Following recent announcements from Winton Group’s data business Hivemind, HFMTechnology takes a virtual tour inside the colony

BY CARLY MINSKY - February 2018

Last month, one of the world’s biggest hedge funds turned its quantitative resources inward. In a departure from the type of research and analytical projects commonly undertaken at data-driven firms, scientists at David Harding’s Winton Group made the hedge fund sector the subject of inquiry. But in answering the question ‘How big is the hedge fund industry?’, the resulting report was more than just a navel-gazing exercise for curiosity’s sake. Accepting that “all asset management firms sit on a spectrum, whether in terms of fees charged, strategies employed, or types of vehicles offered to investors” could produce significant shifts in allocation activity and hedge fund evaluation.

Beyond the headline result that firms meeting the typical hedge fund criteria manage far less than the assumed $3trn – $850bn according to the report – Winton’s researchers conclude in no uncertain terms that “no distinct ‘hedge fund industry’ exists”.

“This matters on at least two counts,” the authors explain. “First, pension schemes and other big institutional investors usually have a discrete asset allocation bucket for hedge funds.
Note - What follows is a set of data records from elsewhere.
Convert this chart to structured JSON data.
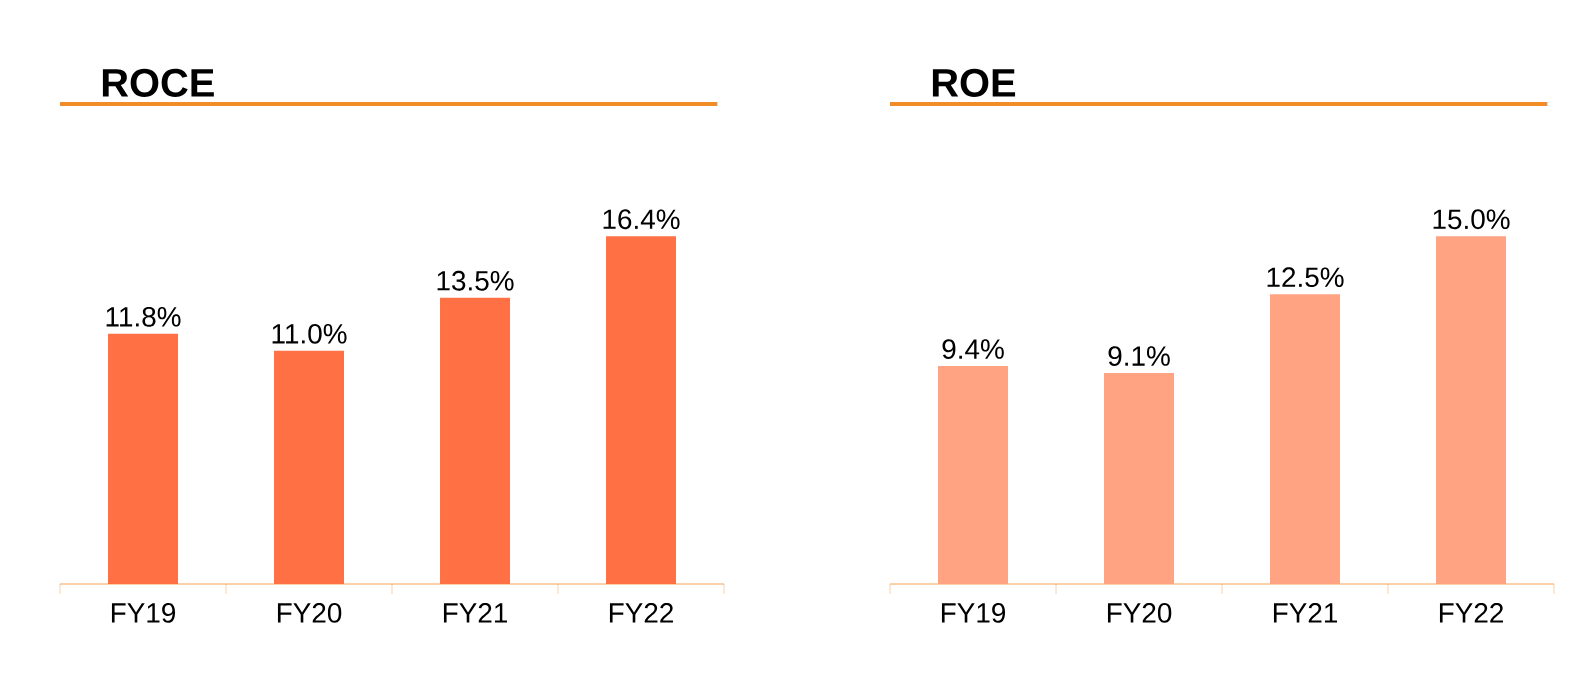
{
  "chart_data": [
    {
      "type": "bar",
      "title": "ROCE",
      "categories": [
        "FY19",
        "FY20",
        "FY21",
        "FY22"
      ],
      "values": [
        11.8,
        11.0,
        13.5,
        16.4
      ],
      "value_labels": [
        "11.8%",
        "11.0%",
        "13.5%",
        "16.4%"
      ],
      "color": "#ff7145"
    },
    {
      "type": "bar",
      "title": "ROE",
      "categories": [
        "FY19",
        "FY20",
        "FY21",
        "FY22"
      ],
      "values": [
        9.4,
        9.1,
        12.5,
        15.0
      ],
      "value_labels": [
        "9.4%",
        "9.1%",
        "12.5%",
        "15.0%"
      ],
      "color": "#ffa382"
    }
  ]
}
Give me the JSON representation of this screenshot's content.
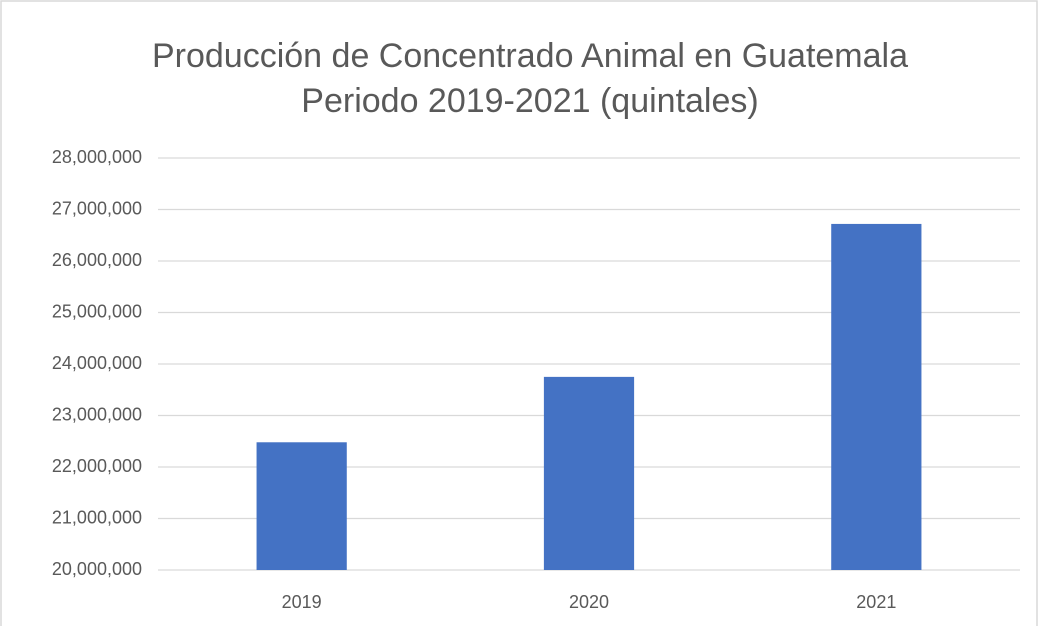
{
  "chart_data": {
    "type": "bar",
    "title": [
      "Producción de Concentrado Animal en Guatemala",
      "Periodo 2019-2021 (quintales)"
    ],
    "categories": [
      "2019",
      "2020",
      "2021"
    ],
    "values": [
      22480000,
      23750000,
      26720000
    ],
    "color": "#4472c4",
    "ylim": [
      20000000,
      28000000
    ],
    "yticks": [
      {
        "value": 20000000,
        "label": "20,000,000"
      },
      {
        "value": 21000000,
        "label": "21,000,000"
      },
      {
        "value": 22000000,
        "label": "22,000,000"
      },
      {
        "value": 23000000,
        "label": "23,000,000"
      },
      {
        "value": 24000000,
        "label": "24,000,000"
      },
      {
        "value": 25000000,
        "label": "25,000,000"
      },
      {
        "value": 26000000,
        "label": "26,000,000"
      },
      {
        "value": 27000000,
        "label": "27,000,000"
      },
      {
        "value": 28000000,
        "label": "28,000,000"
      }
    ],
    "grid": true
  }
}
Given the definitional mess that surrounds the relevant firms, it seems probable that sub-optimal investment decisions may be being taken as a result.

“A second issue concerns how asset management firm performance is assessed. There are many different hedge fund indices against which firms are benchmarked. Many of these indices, however, face similar definitional problems and can as a result be poor yardsticks for the firms that use them as a reference.”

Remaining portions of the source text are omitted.